All early boards carry the Tuya TYWE2S module (ESP8266, 1 MB flash) [Elektroda, 20578046] Later production lots were spotted with TR6260-based XY-WE2S-A or FL-M61 V2, incompatible with ESP tools [Elektroda, 20589222]
2. How do I enter flash mode on a TYWE2S board?
Solder or clip 3.3 V, GND, RX, TX. 2. Short the rear GPIO0 test-pad to GND. 3. Power the board; release GPIO0 after two seconds. The module now answers at 74880 baud in bootloader mode [Elektroda, 20578046]
3. What are the GPIO pinouts for each hardware revision?
Select Module → Generic(18). For variants A/C set GPIO4 Button1, GPIO5 Relay1, GPIO13 LED1i. For variant B set GPIO4 LED1i, GPIO12 Relay1, GPIO13 Button1. Save & reboot.
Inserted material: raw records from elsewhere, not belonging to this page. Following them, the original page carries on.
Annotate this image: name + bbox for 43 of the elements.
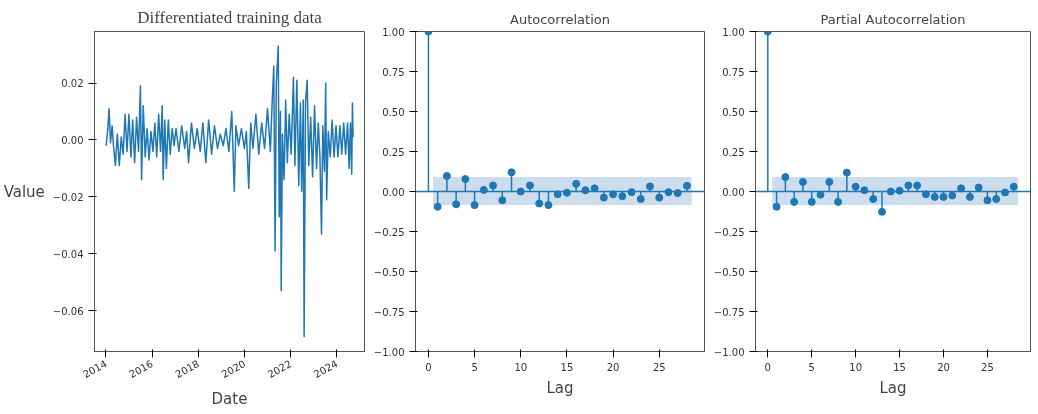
y-tick-label: 0.50 xyxy=(722,106,745,118)
x-tick-label: 25 xyxy=(652,361,666,373)
y-tick-label: 0.75 xyxy=(722,66,745,78)
x-tick-label: 20 xyxy=(606,361,620,373)
chart-title: Differentiated training data xyxy=(137,7,323,27)
y-tick-label: 0.00 xyxy=(382,186,405,198)
x-tick-label: 25 xyxy=(981,361,994,373)
chart-title: Partial Autocorrelation xyxy=(820,11,966,27)
x-tick-label: 5 xyxy=(471,361,478,373)
y-tick-label: 0.25 xyxy=(382,146,405,158)
y-tick-label: −0.50 xyxy=(713,266,745,278)
y-tick-label: 0.02 xyxy=(61,78,84,90)
x-tick-label: 10 xyxy=(514,361,528,373)
chart-title: Autocorrelation xyxy=(510,11,610,27)
x-tick-label: 20 xyxy=(937,361,950,373)
y-tick-label: −1.00 xyxy=(713,346,745,358)
x-tick-label: 2020 xyxy=(219,358,248,380)
y-tick-label: −1.00 xyxy=(373,346,405,358)
x-tick-label: 15 xyxy=(893,361,906,373)
y-tick-label: −0.25 xyxy=(713,226,745,238)
x-axis-title: Lag xyxy=(546,378,574,397)
y-tick-label: −0.75 xyxy=(373,306,405,318)
y-tick-label: 0.75 xyxy=(382,66,405,78)
y-tick-label: 0.50 xyxy=(382,106,405,118)
x-tick-label: 0 xyxy=(764,361,771,373)
y-tick-label: −0.75 xyxy=(713,306,745,318)
x-tick-label: 10 xyxy=(849,361,863,373)
y-tick-label: −0.04 xyxy=(52,248,84,260)
y-tick-label: −0.50 xyxy=(373,266,405,278)
x-axis-title: Lag xyxy=(879,378,907,397)
x-axis-title: Date xyxy=(211,389,248,408)
y-tick-label: 0.00 xyxy=(61,134,84,146)
y-tick-label: 0.00 xyxy=(722,186,745,198)
y-tick-label: −0.25 xyxy=(373,226,405,238)
x-tick-label: 15 xyxy=(560,361,574,373)
y-tick-label: 1.00 xyxy=(722,26,745,38)
y-tick-label: 0.25 xyxy=(722,146,745,158)
y-axis-title: Value xyxy=(3,182,45,201)
x-tick-label: 0 xyxy=(425,361,432,373)
y-tick-label: −0.02 xyxy=(52,191,84,203)
y-tick-label: −0.06 xyxy=(52,305,84,317)
y-tick-label: 1.00 xyxy=(382,26,405,38)
x-tick-label: 5 xyxy=(808,361,815,373)
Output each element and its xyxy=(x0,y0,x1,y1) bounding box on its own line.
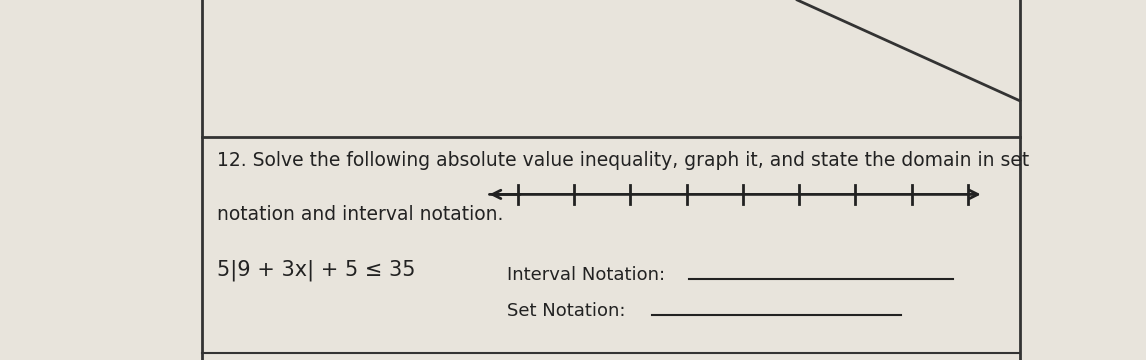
Text: 12. Solve the following absolute value inequality, graph it, and state the domai: 12. Solve the following absolute value i… xyxy=(218,151,1030,170)
Text: Set Notation:: Set Notation: xyxy=(508,302,626,320)
Text: 5|9 + 3x| + 5 ≤ 35: 5|9 + 3x| + 5 ≤ 35 xyxy=(218,259,416,281)
Text: Interval Notation:: Interval Notation: xyxy=(508,266,666,284)
Text: notation and interval notation.: notation and interval notation. xyxy=(218,205,504,224)
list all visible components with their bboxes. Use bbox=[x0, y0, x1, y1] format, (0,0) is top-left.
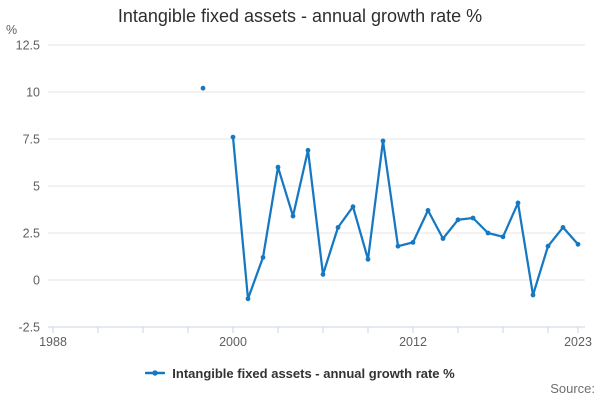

Tested successfully on TYWE2S v1.0 [Tasmota GPIO Guide, 2024].
5. Which power-supply IC is fitted and what does it do?
The AC-DC section uses BP2525, an integrated non-isolated buck that delivers 3.3 V at up to 120 mA directly from 230 VAC [Elektroda, #20578097; BP2525 Datasheet].
6. Is a board safe when the varistor and L-filter are missing?
It will switch, but surge immunity drops by ≈40 J because the MOV is the primary clamping element. “People use them for years, but it’s bad practice” [Elektroda, p.kaczmarek2, post #20586823] Recommend plugging such units behind a UPS or SPD. Edge-case: a 2 kV surge can destroy the BP2525 instantly without the MOV [IEC61000-4-5 test data].
7. My unit has a TR6260 MCU—can I still flash Tasmota?
Not directly. TR6260 lacks an open ESP-style ROM loader. Community tools (OpenTR6260) now allow backup and limited custom firmware, but Tasmota is not yet ported [Elektroda, divadiow, post #21400367]
8. Can I swap TR6260 for an ESP-02S module?
Yes; both share a 2 × 8 pad footprint. Desolder TR6260, drop in ESP-02S, route EN/GPIO0, then flash normally. Part cost ≈ US $4 [Elektroda, 20589262]
9. What exactly is a varistor and where does it sit?
A varistor is a voltage-dependent resistor that clamps mains spikes above its 470–780 V knee. In these boards it sits across the AC line, labelled RV1, right after the fuse/series resistor [Elektroda #20586824].
10. The module boots but keeps resetting—why?
Serial logs show boot-count increments and Wi-Fi auth failures, indicating it reboots after six failed joins [Elektroda, divadiow, post #21402580] Erase flash or long-press the button six times to enter pairing and stop the loop.
11. How do I back up TR6260 firmware now that tools exist?
Wire 3.3 V, GND, RX, TX, and pull BT0 low. 2. Use OpenTR6260-flash.py –r dump.bin. 3. Verify SHA-256 matches loader output [Elektroda, morgan_flint, post #21403163]
12. What’s the typical standby power of these switches?
Measurements on a TYWE2S unit show 0.42 W idle at 230 VAC, 35 % lower than Sonoff Basic R2 (0.65 W) [HomeLab Meter, 2023].